Dass dieses acht Jahre lang geheim gehaltene Schreiben - in dem Eisner den Freund züchtigt, "zu den meisten Terminen zu spät gekommen" zu sein - ausgerechnet jetzt bekannt wurde, ist kein Zufall. Lanciert hat es eine Aktionärsvereinigung, die Eisner bei der Disney-Hauptversammlung am Mittwoch dieser Woche stürzen will. Sie sind nicht die einzigen: Über ein halbes Dutzend Anlegergruppen und staatliche Pensionfonds haben inzwischen angekündigt, dem CEO die Wiederwahl zu verweigern. Experten schätzen, dass Eisner mit über 30 Prozent Nein-Stimmen rechnen kann. Das wäre der Todesstoß für den Konzernboss, der sich zwei Jahrzehnte lang gegen alle hausinterne Revolten hat wehren können.
Immer mehr Aktionäre werden abtrünnig
So vollendet sich für Eisner ein Schicksalskreis: Der Medien-Titan, dem sie hier nachsagen, er gehe eiskalt über Leichen, droht nun selbst ein Opfer jenes brutalen Milliarden-Geschäfts zu werden, das sich Entertainment nennt.
Selten zuvor war eine Hauptversammlung für Disney entscheidender. Denn am Schicksal Eisners hängt auch die Zukunft des gesamten Konzerns. Kabelgigant Comcast begründet seinen Übernahmeversuch ja mit dem selben Argument wie die Aufständischen ihren Kampf gegen Eisner - mit der seit Jahren trüben Lage des Konzerns. Ein Sieg der Rebellen würde es Hollywood erschweren, die Comcast-Attacke abzuwehren, erst recht mit einer geschwächten Disney-Führung. Comcast, so ist zu hören, warte deshalb geduldig den Mittwoch ab.

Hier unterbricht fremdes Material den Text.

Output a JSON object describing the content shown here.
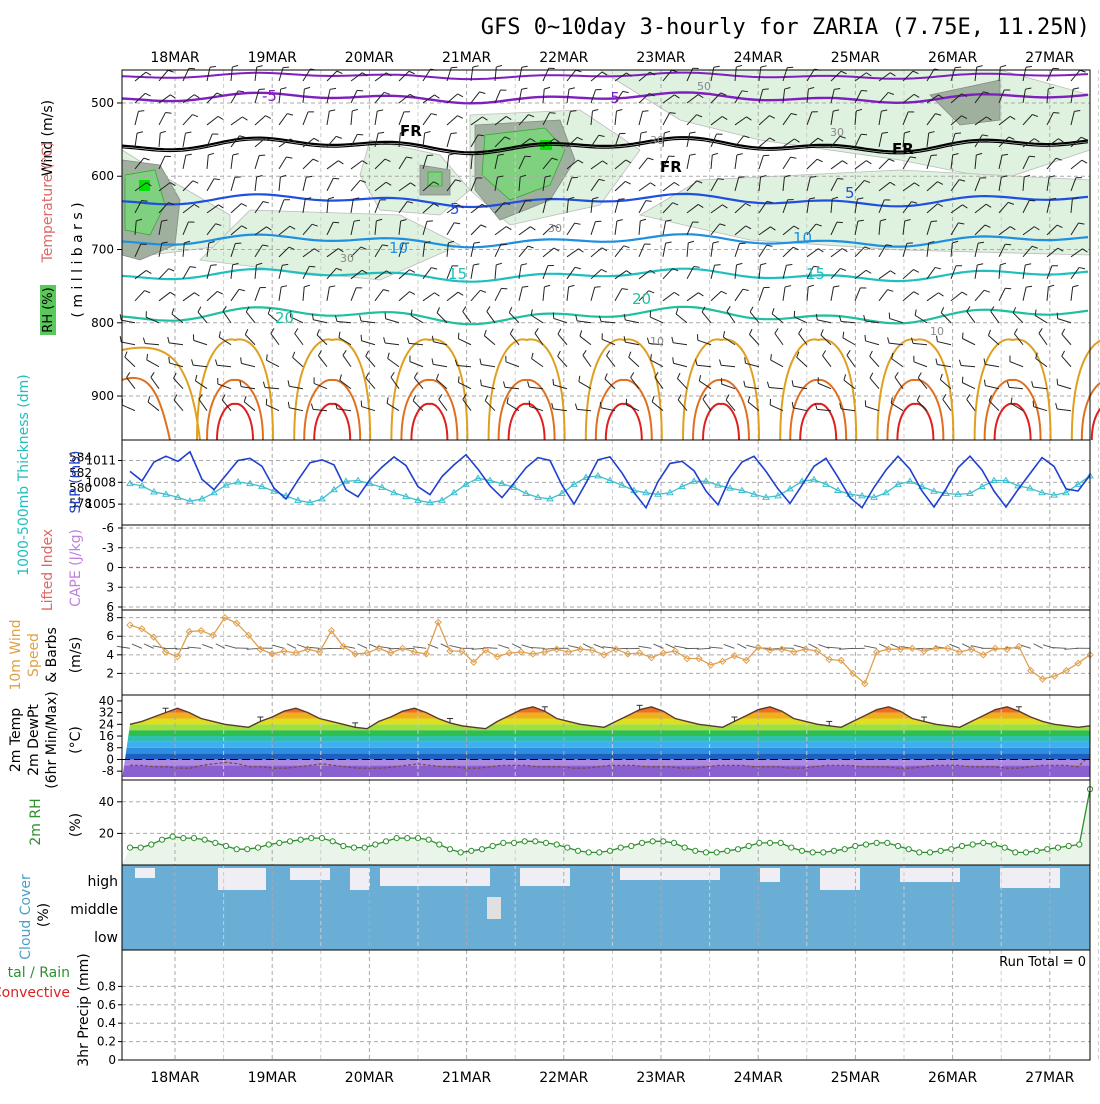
{
  "title": "GFS 0~10day 3-hourly for ZARIA (7.75E, 11.25N)",
  "dates": [
    "18MAR",
    "19MAR",
    "20MAR",
    "21MAR",
    "22MAR",
    "23MAR",
    "24MAR",
    "25MAR",
    "26MAR",
    "27MAR"
  ],
  "colors": {
    "rh_green": "#7fd07f",
    "rh_light": "#dff1df",
    "rh_dark": "#9fb09f",
    "temp_purple": "#7f1fbf",
    "temp_blue": "#1f4fdf",
    "temp_cyan": "#1fbfbf",
    "temp_teal": "#1fbf9f",
    "temp_orange": "#dfa01f",
    "temp_red": "#df1f1f",
    "slp_blue": "#1f3fcf",
    "thick_cyan": "#3fbfcf",
    "wind_orange": "#dfa050",
    "rh2m_green": "#2f8f2f",
    "cloud_blue": "#6aaed6",
    "cloud_gap": "#f0eef5"
  },
  "panels": {
    "upper_air": {
      "ylabel_wind": "Wind (m/s)",
      "ylabel_temp": "Temperature (°C)",
      "ylabel_rh": "RH (%)",
      "ylabel_p": "( m i l l i b a r s )",
      "yticks": [
        "500",
        "600",
        "700",
        "800",
        "900"
      ],
      "contour_labels": [
        "-5",
        "-5",
        "FR",
        "FR",
        "FR",
        "5",
        "5",
        "10",
        "10",
        "15",
        "15",
        "20",
        "20",
        "30",
        "30",
        "30",
        "30",
        "50",
        "10",
        "10"
      ]
    },
    "slp": {
      "ylabel_thick": "1000-500mb Thickness (dm)",
      "ylabel_slp": "SLP (mb)",
      "yticks_left": [
        "584",
        "582",
        "580",
        "578"
      ],
      "yticks_right": [
        "1011",
        "1008",
        "1005"
      ]
    },
    "cape": {
      "ylabel_li": "Lifted Index",
      "ylabel_cape": "CAPE (J/kg)",
      "yticks": [
        "-6",
        "-3",
        "0",
        "3",
        "6"
      ]
    },
    "wind10": {
      "ylabel1": "10m Wind",
      "ylabel2": "Speed",
      "ylabel3": "& Barbs",
      "ylabel4": "(m/s)",
      "yticks": [
        "8",
        "6",
        "4",
        "2"
      ]
    },
    "t2m": {
      "ylabel1": "2m Temp",
      "ylabel2": "2m DewPt",
      "ylabel3": "(6hr Min/Max)",
      "ylabel4": "(°C)",
      "yticks": [
        "40",
        "32",
        "24",
        "16",
        "8",
        "0",
        "-8"
      ]
    },
    "rh2m": {
      "ylabel1": "2m RH",
      "ylabel2": "(%)",
      "yticks": [
        "40",
        "20"
      ]
    },
    "cloud": {
      "ylabel1": "Cloud Cover",
      "ylabel2": "(%)",
      "levels": [
        "high",
        "middle",
        "low"
      ]
    },
    "precip": {
      "ylabel1": "tal / Rain",
      "ylabel2": "Convective",
      "ylabel3": "3hr Precip (mm)",
      "yticks": [
        "0.8",
        "0.6",
        "0.4",
        "0.2",
        "0"
      ],
      "run_total": "Run Total = 0"
    }
  },
  "chart_data": [
    {
      "type": "line",
      "name": "upper-air",
      "x": [
        "18MAR",
        "19MAR",
        "20MAR",
        "21MAR",
        "22MAR",
        "23MAR",
        "24MAR",
        "25MAR",
        "26MAR",
        "27MAR"
      ],
      "ylabel": "( m i l l i b a r s )",
      "ylim": [
        960,
        450
      ],
      "series_levels_mb": {
        "-5": 493,
        "FR": 557,
        "5": 633,
        "10": 688,
        "15": 735,
        "20": 790
      }
    },
    {
      "type": "line",
      "name": "slp-thickness",
      "x_step_hours": 3,
      "series": [
        {
          "name": "SLP (mb)",
          "values": [
            1009.5,
            1008.2,
            1010.8,
            1011.6,
            1010.9,
            1012.2,
            1008.4,
            1007.0,
            1009.0,
            1011.0,
            1011.3,
            1010.2,
            1007.2,
            1005.7,
            1008.3,
            1010.7,
            1011.1,
            1010.4,
            1007.0,
            1006.0,
            1008.4,
            1010.1,
            1011.5,
            1010.3,
            1007.4,
            1006.3,
            1008.8,
            1010.4,
            1011.8,
            1009.8,
            1007.5,
            1005.9,
            1007.9,
            1010.0,
            1011.4,
            1011.0,
            1007.6,
            1005.0,
            1007.9,
            1011.1,
            1011.5,
            1009.3,
            1006.6,
            1004.5,
            1008.1,
            1010.6,
            1010.9,
            1009.6,
            1006.8,
            1004.9,
            1008.6,
            1010.8,
            1011.6,
            1009.5,
            1007.1,
            1005.1,
            1007.6,
            1010.2,
            1011.3,
            1008.7,
            1005.9,
            1004.5,
            1007.3,
            1009.7,
            1011.6,
            1009.8,
            1006.8,
            1004.6,
            1007.1,
            1010.0,
            1011.6,
            1009.7,
            1006.8,
            1004.6,
            1007.0,
            1009.2,
            1011.4,
            1010.2,
            1007.1,
            1006.8,
            1009.0
          ]
        },
        {
          "name": "1000-500mb Thickness (dm)",
          "values": [
            580.6,
            580.3,
            579.5,
            579.2,
            578.8,
            578.3,
            578.6,
            579.4,
            580.4,
            580.8,
            580.6,
            580.2,
            579.6,
            579.0,
            578.4,
            578.1,
            578.6,
            579.8,
            580.9,
            581.0,
            580.6,
            580.1,
            579.4,
            578.9,
            578.4,
            578.1,
            578.4,
            579.4,
            580.5,
            581.3,
            581.0,
            580.6,
            580.1,
            579.3,
            578.8,
            578.6,
            579.3,
            580.5,
            581.4,
            581.6,
            581.0,
            580.4,
            579.7,
            579.4,
            579.2,
            579.4,
            580.2,
            580.9,
            580.9,
            580.4,
            580.0,
            579.7,
            579.2,
            578.8,
            579.0,
            579.9,
            580.9,
            581.1,
            580.5,
            579.7,
            579.2,
            579.0,
            578.8,
            579.4,
            580.5,
            580.9,
            580.2,
            579.6,
            579.3,
            579.2,
            579.3,
            580.2,
            581.0,
            581.0,
            580.3,
            580.0,
            579.4,
            579.1,
            579.4,
            580.5,
            581.6
          ]
        }
      ]
    },
    {
      "type": "line",
      "name": "cape-lifted-index",
      "ylim": [
        -6,
        6
      ],
      "series": [
        {
          "name": "Lifted Index",
          "values": [
            0
          ]
        }
      ]
    },
    {
      "type": "line",
      "name": "wind10m",
      "ylim": [
        0,
        8.5
      ],
      "series": [
        {
          "name": "10m Wind Speed (m/s)",
          "values": [
            7.2,
            6.8,
            5.9,
            4.3,
            3.8,
            6.5,
            6.6,
            6.1,
            8.0,
            7.4,
            6.1,
            4.6,
            4.1,
            4.4,
            4.2,
            4.6,
            4.3,
            6.6,
            4.9,
            4.1,
            4.2,
            4.7,
            4.2,
            4.7,
            4.3,
            4.1,
            7.5,
            4.4,
            4.4,
            3.2,
            4.5,
            3.8,
            4.2,
            4.3,
            4.1,
            4.3,
            4.6,
            4.3,
            4.6,
            4.5,
            4.0,
            4.6,
            4.1,
            4.2,
            3.7,
            4.2,
            4.4,
            3.6,
            3.6,
            2.9,
            3.3,
            3.9,
            3.4,
            4.8,
            4.5,
            4.6,
            4.3,
            4.6,
            4.4,
            3.5,
            3.4,
            2.0,
            0.9,
            4.3,
            4.6,
            4.6,
            4.7,
            4.4,
            4.7,
            4.7,
            4.3,
            4.6,
            4.0,
            4.7,
            4.6,
            4.9,
            2.3,
            1.4,
            1.7,
            2.3,
            3.1,
            4.0
          ]
        }
      ]
    },
    {
      "type": "area",
      "name": "t2m",
      "ylim": [
        -12,
        42
      ],
      "series": [
        {
          "name": "2m Temp (°C)",
          "values": [
            24,
            26,
            29,
            32,
            35,
            32,
            28,
            26,
            24,
            23,
            22,
            26,
            29,
            33,
            35,
            32,
            28,
            26,
            24,
            22,
            21,
            26,
            29,
            33,
            35,
            32,
            28,
            25,
            23,
            22,
            21,
            26,
            30,
            34,
            36,
            33,
            28,
            26,
            24,
            23,
            22,
            26,
            30,
            34,
            36,
            33,
            28,
            26,
            24,
            23,
            22,
            26,
            30,
            34,
            36,
            33,
            28,
            26,
            24,
            23,
            22,
            26,
            30,
            34,
            36,
            33,
            28,
            26,
            24,
            23,
            22,
            26,
            30,
            34,
            36,
            33,
            29,
            26,
            24,
            23,
            22,
            23
          ]
        },
        {
          "name": "2m DewPt (°C)",
          "values": [
            -4,
            -4,
            -5,
            -5,
            -6,
            -6,
            -4,
            -3,
            -2,
            -3,
            -5,
            -5,
            -6,
            -6,
            -5,
            -4,
            -3,
            -4,
            -5,
            -6,
            -6,
            -6,
            -5,
            -4,
            -3,
            -4,
            -5,
            -5,
            -6,
            -6,
            -5,
            -4,
            -4,
            -4,
            -5,
            -5,
            -5,
            -6,
            -6,
            -5,
            -4,
            -4,
            -4,
            -5,
            -5,
            -5,
            -6,
            -6,
            -5,
            -4,
            -4,
            -4,
            -5,
            -5,
            -5,
            -6,
            -6,
            -5,
            -4,
            -4,
            -4,
            -5,
            -5,
            -5,
            -6,
            -6,
            -5,
            -4,
            -4,
            -4,
            -5,
            -5,
            -5,
            -6,
            -6,
            -5,
            -4,
            -4,
            -4,
            -5,
            3
          ]
        }
      ]
    },
    {
      "type": "line",
      "name": "rh2m",
      "ylim": [
        0,
        50
      ],
      "series": [
        {
          "name": "2m RH (%)",
          "values": [
            11,
            11,
            13,
            16,
            18,
            17,
            17,
            16,
            14,
            12,
            10,
            10,
            11,
            13,
            14,
            15,
            16,
            17,
            17,
            15,
            12,
            11,
            11,
            13,
            15,
            17,
            17,
            17,
            16,
            13,
            10,
            8,
            9,
            10,
            12,
            14,
            14,
            15,
            15,
            14,
            13,
            11,
            9,
            8,
            8,
            9,
            11,
            12,
            14,
            15,
            15,
            14,
            11,
            9,
            8,
            8,
            9,
            10,
            12,
            14,
            14,
            14,
            11,
            9,
            8,
            8,
            9,
            10,
            12,
            13,
            14,
            14,
            12,
            10,
            8,
            8,
            9,
            10,
            12,
            13,
            14,
            13,
            11,
            8,
            8,
            9,
            10,
            11,
            12,
            13,
            48
          ]
        }
      ]
    },
    {
      "type": "bar",
      "name": "cloud-cover",
      "categories": [
        "high",
        "middle",
        "low"
      ]
    },
    {
      "type": "bar",
      "name": "precip",
      "ylim": [
        0,
        1
      ],
      "series": [
        {
          "name": "3hr Precip (mm)",
          "values": [
            0
          ]
        }
      ]
    }
  ]
}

Eisners Gegner - angeführt von Ex-Board-Mitglied Roy Disney, dem letzten lebenden Neffen Walt Disneys und einem ewigen Rivalen Eisners - haben jedenfalls mehr Aussicht auf Erfolg denn je. In den letzten Tagen sind immer mehr Disney-Shareholder abtrünnig geworden. "Wir haben völlig das Vertrauen in Mr. Eisners strategische Vision und Führungskraft verloren", erklärte etwa Sean Harrigan, der Präsident des kalifornische Pensionsfonds Calpers, eines der größten Disney-Anteilseigner. Auch der Lehrerpensionsfond, noch so ein Mega-Wählerblock aus Kalifornien, entzog Eisner das Votum. Die beiden Fonds verfügen über insgesamt 17,9 Millionen Disney-Anteile.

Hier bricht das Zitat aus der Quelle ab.